How do you set out to learn something?

Taking charge of your own education

rolls of filmThis week our photography consultant had the opportunity to watch as two young people developed their first rolls of film. Of course he enjoyed their excitement at actually using this unfamiliar old technology, and was reminded that his own first roll was a long time ago. (It’s still available in the archives, but is—understandably—not brought out for printing very often.) More important, though, are his observations on learning things, which is not the same as being taught.

Our photography consultant writes:

There are two young people in particular in this evening class, where I am refining my printing skills (one can never be too good at it), who had never taken a film picture before. I call it a class but it’s very free-form, and I look on it more as access to a darkroom with help at hand if needed. There are no assignments, quizzes or tests; you learn what you set out to learn.

So it is very different from school as we knew it, which is heavily structured, scheduled and time-constrained. Also, in school the subjects are chosen for us and we are tested at the end. We might, perhaps, choose Spanish instead of French and Band instead of Choir, but we are being taught.

There is an enormous difference—I can’t underline this too heavily—when you take charge yourself and set out to learn something.
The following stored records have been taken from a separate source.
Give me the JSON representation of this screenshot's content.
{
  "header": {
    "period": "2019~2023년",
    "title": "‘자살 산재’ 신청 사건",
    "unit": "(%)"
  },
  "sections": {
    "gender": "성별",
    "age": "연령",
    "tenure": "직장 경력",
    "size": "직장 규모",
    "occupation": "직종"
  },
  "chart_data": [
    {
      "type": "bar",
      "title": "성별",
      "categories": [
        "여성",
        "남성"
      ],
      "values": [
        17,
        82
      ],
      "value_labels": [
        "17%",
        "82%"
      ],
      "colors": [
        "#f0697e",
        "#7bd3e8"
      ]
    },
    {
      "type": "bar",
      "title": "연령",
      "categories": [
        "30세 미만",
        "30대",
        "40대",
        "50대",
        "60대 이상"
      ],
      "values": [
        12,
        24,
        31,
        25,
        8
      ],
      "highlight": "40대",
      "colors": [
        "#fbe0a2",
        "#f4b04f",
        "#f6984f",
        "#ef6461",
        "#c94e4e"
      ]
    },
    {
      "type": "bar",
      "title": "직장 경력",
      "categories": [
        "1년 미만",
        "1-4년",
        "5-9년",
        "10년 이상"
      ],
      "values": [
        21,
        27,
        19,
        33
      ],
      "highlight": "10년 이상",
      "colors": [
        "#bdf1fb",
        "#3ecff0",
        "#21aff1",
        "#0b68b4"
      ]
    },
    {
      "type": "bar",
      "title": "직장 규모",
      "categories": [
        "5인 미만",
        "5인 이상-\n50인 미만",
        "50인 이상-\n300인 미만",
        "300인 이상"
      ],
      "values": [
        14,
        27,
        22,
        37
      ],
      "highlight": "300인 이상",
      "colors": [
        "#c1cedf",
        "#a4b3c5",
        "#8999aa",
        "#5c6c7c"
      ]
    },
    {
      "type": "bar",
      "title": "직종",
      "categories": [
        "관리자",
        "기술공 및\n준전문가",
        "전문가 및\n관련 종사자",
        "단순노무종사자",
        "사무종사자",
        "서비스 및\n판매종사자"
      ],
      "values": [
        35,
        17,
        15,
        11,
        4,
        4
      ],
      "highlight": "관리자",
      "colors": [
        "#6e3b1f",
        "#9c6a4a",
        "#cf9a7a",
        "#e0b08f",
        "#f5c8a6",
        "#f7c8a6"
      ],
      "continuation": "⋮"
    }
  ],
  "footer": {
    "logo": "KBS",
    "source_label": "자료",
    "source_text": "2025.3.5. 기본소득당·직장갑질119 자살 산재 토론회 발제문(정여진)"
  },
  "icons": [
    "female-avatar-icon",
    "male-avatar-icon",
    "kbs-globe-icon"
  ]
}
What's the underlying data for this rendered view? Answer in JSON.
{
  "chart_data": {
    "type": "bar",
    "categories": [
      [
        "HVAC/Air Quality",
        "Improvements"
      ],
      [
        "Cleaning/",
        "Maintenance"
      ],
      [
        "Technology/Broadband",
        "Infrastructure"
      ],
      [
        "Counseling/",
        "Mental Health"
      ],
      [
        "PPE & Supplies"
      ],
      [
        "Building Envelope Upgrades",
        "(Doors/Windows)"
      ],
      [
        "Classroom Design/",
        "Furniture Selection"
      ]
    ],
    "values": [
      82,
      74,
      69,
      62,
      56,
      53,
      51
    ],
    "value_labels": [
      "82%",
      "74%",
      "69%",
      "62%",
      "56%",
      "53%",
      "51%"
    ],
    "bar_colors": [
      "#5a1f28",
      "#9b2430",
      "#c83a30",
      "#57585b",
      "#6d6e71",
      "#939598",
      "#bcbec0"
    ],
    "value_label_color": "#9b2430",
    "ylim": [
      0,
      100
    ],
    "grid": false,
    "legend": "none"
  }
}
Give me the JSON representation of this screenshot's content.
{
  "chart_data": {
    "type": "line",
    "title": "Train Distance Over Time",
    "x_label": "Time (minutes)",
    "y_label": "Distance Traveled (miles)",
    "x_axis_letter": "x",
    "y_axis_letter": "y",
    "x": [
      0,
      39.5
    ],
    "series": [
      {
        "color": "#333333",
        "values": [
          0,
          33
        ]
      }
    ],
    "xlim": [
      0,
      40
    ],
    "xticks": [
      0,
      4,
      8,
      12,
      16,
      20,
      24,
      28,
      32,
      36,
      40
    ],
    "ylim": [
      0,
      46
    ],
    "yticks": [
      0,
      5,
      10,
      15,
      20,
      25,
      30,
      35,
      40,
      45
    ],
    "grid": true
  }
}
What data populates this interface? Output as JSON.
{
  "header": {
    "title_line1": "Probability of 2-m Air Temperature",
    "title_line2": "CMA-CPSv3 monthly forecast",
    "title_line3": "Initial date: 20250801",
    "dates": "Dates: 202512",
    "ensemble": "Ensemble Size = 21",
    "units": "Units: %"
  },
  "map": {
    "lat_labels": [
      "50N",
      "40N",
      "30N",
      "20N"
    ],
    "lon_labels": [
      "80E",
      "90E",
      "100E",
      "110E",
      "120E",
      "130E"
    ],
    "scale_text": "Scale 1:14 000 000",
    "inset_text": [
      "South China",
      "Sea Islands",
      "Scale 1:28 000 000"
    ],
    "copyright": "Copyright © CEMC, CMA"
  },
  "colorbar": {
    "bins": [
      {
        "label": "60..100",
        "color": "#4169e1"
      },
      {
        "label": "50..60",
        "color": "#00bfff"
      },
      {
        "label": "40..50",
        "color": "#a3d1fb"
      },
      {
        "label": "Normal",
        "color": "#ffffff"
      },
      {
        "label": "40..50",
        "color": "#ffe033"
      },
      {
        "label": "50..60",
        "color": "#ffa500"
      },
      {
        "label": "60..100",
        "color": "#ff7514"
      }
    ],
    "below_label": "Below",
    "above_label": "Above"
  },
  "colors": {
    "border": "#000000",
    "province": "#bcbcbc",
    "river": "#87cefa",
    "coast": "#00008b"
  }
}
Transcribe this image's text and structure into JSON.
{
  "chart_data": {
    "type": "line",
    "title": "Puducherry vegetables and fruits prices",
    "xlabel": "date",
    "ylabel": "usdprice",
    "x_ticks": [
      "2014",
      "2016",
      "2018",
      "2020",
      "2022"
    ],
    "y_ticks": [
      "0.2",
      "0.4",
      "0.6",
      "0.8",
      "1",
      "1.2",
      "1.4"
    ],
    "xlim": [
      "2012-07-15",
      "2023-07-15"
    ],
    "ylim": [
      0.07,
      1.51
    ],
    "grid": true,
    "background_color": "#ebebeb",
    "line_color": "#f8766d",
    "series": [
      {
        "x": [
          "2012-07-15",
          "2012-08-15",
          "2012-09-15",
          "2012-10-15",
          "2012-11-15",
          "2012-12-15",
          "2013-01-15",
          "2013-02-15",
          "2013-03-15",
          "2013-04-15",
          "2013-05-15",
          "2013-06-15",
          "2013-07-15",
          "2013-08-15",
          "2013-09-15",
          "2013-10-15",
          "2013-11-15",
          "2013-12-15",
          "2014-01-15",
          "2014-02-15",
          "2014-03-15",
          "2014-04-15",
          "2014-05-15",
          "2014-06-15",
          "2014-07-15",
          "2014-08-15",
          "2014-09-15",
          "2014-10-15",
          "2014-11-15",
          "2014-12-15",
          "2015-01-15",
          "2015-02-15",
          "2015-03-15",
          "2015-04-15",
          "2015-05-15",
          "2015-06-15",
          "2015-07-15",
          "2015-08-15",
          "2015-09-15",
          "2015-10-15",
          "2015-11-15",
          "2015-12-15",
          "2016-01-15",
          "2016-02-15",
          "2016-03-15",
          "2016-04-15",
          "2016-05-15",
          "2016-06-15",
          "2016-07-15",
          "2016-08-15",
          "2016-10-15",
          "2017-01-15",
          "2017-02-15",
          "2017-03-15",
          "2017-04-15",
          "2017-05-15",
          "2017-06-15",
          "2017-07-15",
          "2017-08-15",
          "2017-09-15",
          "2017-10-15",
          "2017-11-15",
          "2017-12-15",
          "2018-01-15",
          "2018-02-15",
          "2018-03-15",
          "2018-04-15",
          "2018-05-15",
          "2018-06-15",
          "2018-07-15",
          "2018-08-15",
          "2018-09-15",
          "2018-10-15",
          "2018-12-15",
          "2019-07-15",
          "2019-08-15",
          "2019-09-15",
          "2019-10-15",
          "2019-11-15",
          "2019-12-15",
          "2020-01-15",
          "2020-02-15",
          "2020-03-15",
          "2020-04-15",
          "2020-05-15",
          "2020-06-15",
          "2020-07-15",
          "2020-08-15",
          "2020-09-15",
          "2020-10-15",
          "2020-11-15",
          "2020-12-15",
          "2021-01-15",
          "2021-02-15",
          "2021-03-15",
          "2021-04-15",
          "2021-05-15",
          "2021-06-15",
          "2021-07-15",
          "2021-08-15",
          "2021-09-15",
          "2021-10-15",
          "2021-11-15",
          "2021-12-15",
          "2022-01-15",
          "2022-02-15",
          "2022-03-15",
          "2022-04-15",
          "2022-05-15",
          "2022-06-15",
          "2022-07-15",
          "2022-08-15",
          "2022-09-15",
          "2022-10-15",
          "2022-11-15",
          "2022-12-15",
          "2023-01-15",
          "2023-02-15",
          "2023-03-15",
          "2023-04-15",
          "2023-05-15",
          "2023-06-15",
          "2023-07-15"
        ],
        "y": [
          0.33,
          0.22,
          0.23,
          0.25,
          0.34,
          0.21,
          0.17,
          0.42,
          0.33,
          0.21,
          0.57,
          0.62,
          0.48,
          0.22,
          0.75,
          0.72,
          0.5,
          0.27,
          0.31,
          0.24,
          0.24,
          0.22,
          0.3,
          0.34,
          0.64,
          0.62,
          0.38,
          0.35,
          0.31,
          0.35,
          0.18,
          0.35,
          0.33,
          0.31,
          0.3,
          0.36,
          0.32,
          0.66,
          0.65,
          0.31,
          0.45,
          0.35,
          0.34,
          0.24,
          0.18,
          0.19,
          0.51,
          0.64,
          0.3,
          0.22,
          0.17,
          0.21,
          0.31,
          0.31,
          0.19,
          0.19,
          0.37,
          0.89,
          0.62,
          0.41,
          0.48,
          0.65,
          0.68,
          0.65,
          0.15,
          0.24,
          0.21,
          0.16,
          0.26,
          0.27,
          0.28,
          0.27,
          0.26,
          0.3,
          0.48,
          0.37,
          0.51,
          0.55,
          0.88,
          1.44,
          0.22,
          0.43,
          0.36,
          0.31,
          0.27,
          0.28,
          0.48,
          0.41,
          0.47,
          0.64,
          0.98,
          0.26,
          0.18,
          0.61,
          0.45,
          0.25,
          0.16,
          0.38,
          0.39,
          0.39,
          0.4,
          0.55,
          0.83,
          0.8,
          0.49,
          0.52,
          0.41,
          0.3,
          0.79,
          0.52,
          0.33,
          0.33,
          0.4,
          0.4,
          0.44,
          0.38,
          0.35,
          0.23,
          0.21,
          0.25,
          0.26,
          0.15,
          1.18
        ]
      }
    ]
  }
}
Sometimes it happens in school, though our consultants all shamefacedly admit that they didn’t get to that point until well into graduate school. (Which implies that most people never get there.)

Everyone has a different style of learning (another blog post will address this), but the following points should cover just about anyone trying to learn a technique, something they intend to apply independently:

Try it!

This is the most important step! My young classmates were nervous at their first attempts, and were reluctant to spend film on something that might not turn out well. But—this is not a judged final performance; it needn’t be perfect. (If you’re already perfect, why are you in the class at all?). Your question should be, at each step, “What can I learn from this?” I’ve seen this idea several times recently on social media, so it’s not original with me.

It’s also not new. Scientists work this way. Our astronomer, for instance, surveyed the entire sky (which is a big place) for a certain kind of galaxy. Theories said he should have found dozens, if not hundreds; he found two. That wasn’t a failure. It meant that the theories needed to be revised.

Remember what you did

Once you’ve tried something, you have a benchmark: one firm datum saying this produced that. But you have to remember what this was. If, shooting around in the dark, you stumble upon something that works, it does you no good unless you can get back to it.

With both these steps, film (instead of digital) photography can be unexpectedly useful. Each picture on film is expensive compared with digital imaging. That means you’re more inclined to think ahead, to apply what you already know—which in turn means anything you learn can be attached to an existing structure, instead of being quickly forgotten. And there is a delay between taking the picture and seeing the result, which means you need at least a medium-term memory (or notes). Checking your digital camera’s screen gives you feedback right away, but keeps your adjustments in short-term memory, from which they quickly disappear.

Try it again

Keep poking the universe to see what it does. Change something and poke again. Keep track of what happens—and you’ll learn something.